I was waiting for Dallas's new mayor, Mike Rawlings, to tell us what he has decided about building a new expressway out between the flood control levees along the Trinity River -- where it floods -- but instead today he has told us how he feels about SMU football. And I guess, from what I read, I'm expected to do something about it.
Toward the end of a long opinion piece in The Dallas Morning News this morning, Rawlings says: "We must build a movement for SMU: Sports talk show hosts and columnists must advocate for it ... "
I'm a columnist.
It's something about SMU becoming a part of Big 12 so it can be a part of the BCS. I know what SMU is. It's a university. I'm not entirely 100 percent sure about Big 12. The BCS, no clue really, but I am working on it.
Rawlings says if SMU joins Big 12 and thereby gets into the BCS, "We will become a smarter, richer and more fun city." The whole thing involves football, I do know that much. Smarter and richer, that's good. If we have to choose one or the other, what's it going to be? I guess we'll cross that bridge when we come to it.
Well, OK then. Speaking as a columnist I would like to hereby advocate the hell out of it. I think it is extremely important -- may I say crucial? -- to the future of this city's intelligence and wealth that SMU get into Big 12 right away. In fact, I would like to see this get done before end of business today.
Big 12 is ... well, it's very big. And here's the other thing about it. It's 12. So it's both things. Big. And 12.
SMU is a university. It's not in Dallas. It's in the area we tend to call "The Bubble." Inside The Bubble, young people are given the keys to BMW automobiles at age 16, but they are prohibited by their parents from driving outside The Bubble until they are age 18. I don't know why. I believe that their parents may worry that they will get lost, which is understandable, when you figure how big the world is outside The Bubble. Ginormous.
Football is a game.
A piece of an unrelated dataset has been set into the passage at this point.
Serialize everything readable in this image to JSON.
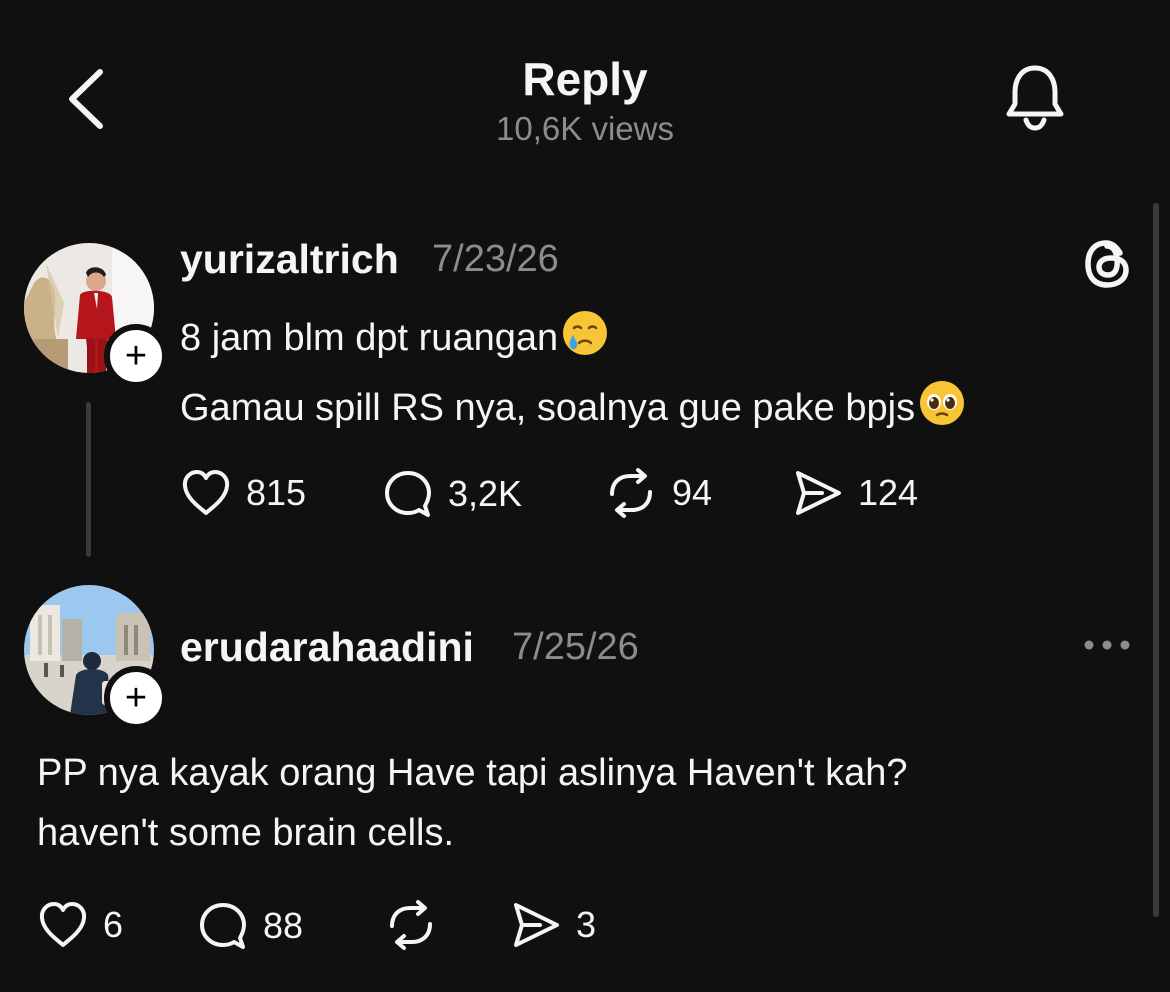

The people wear helmets. It's on television. They hit each other with their heads, and sometimes they knock each other out cold. That's pretty cool when it happens. I never learned the rules, so I don't know what they're doing. I watch it sometimes for about five minutes to see if anybody is going to get knocked out cold.
The BCS, according to the mayor, is an association that sponsors "bowl games." I'm really not prepared to go into that at all at this particular point in time.
When I first came to Texas about 100 years ago, I tried to explain to people that I really did not know or care anything about football. But I married a Dallas native, and she told me that if I ever said that again in her presence at a dinner party, she would lose respect for me as a human being. Terrible. So I don't say it any more. Instead, I sort of lie about it. Not directly. But I say things that give a false impression of caring, especially on those rare occasions when I am inside The Bubble.
"How about those Ponies?"
It means something. The other guys always starts talking. All you have to do is nod and say, "I know that's right." He always keeps talking. In fact, if you have to go to the bathroom, the only way you can turn it off and get away is to change the subject and say something like, "Obama is the greatest president in history." That usually puts a cork in it.
So, as I was saying, I was waiting for the new mayor to step out and take a position on some of the big issues facing the city, but I see that we're going to have to talk about SMU football first, which is OK. I'm just going to pretend I'm at a dinner party inside The Bubble. I don't know how I got here. Must be somebody who likes my wife and didn't know who her husband was.
I do know the drill. I am for SMU football. I insist that SMU get into Big 12 right now, this minute. Then, may I say, let the bowl games begin. How about those Ponies?
OK, that's about enough of that. What do you think will happen to downtown Dallas if the Trinity River levees fail?
Downtown. It's in Dallas. The city of Dallas. I do not know if they have bowl games there or not. It's OK. Forget it. I have to go to the bathroom.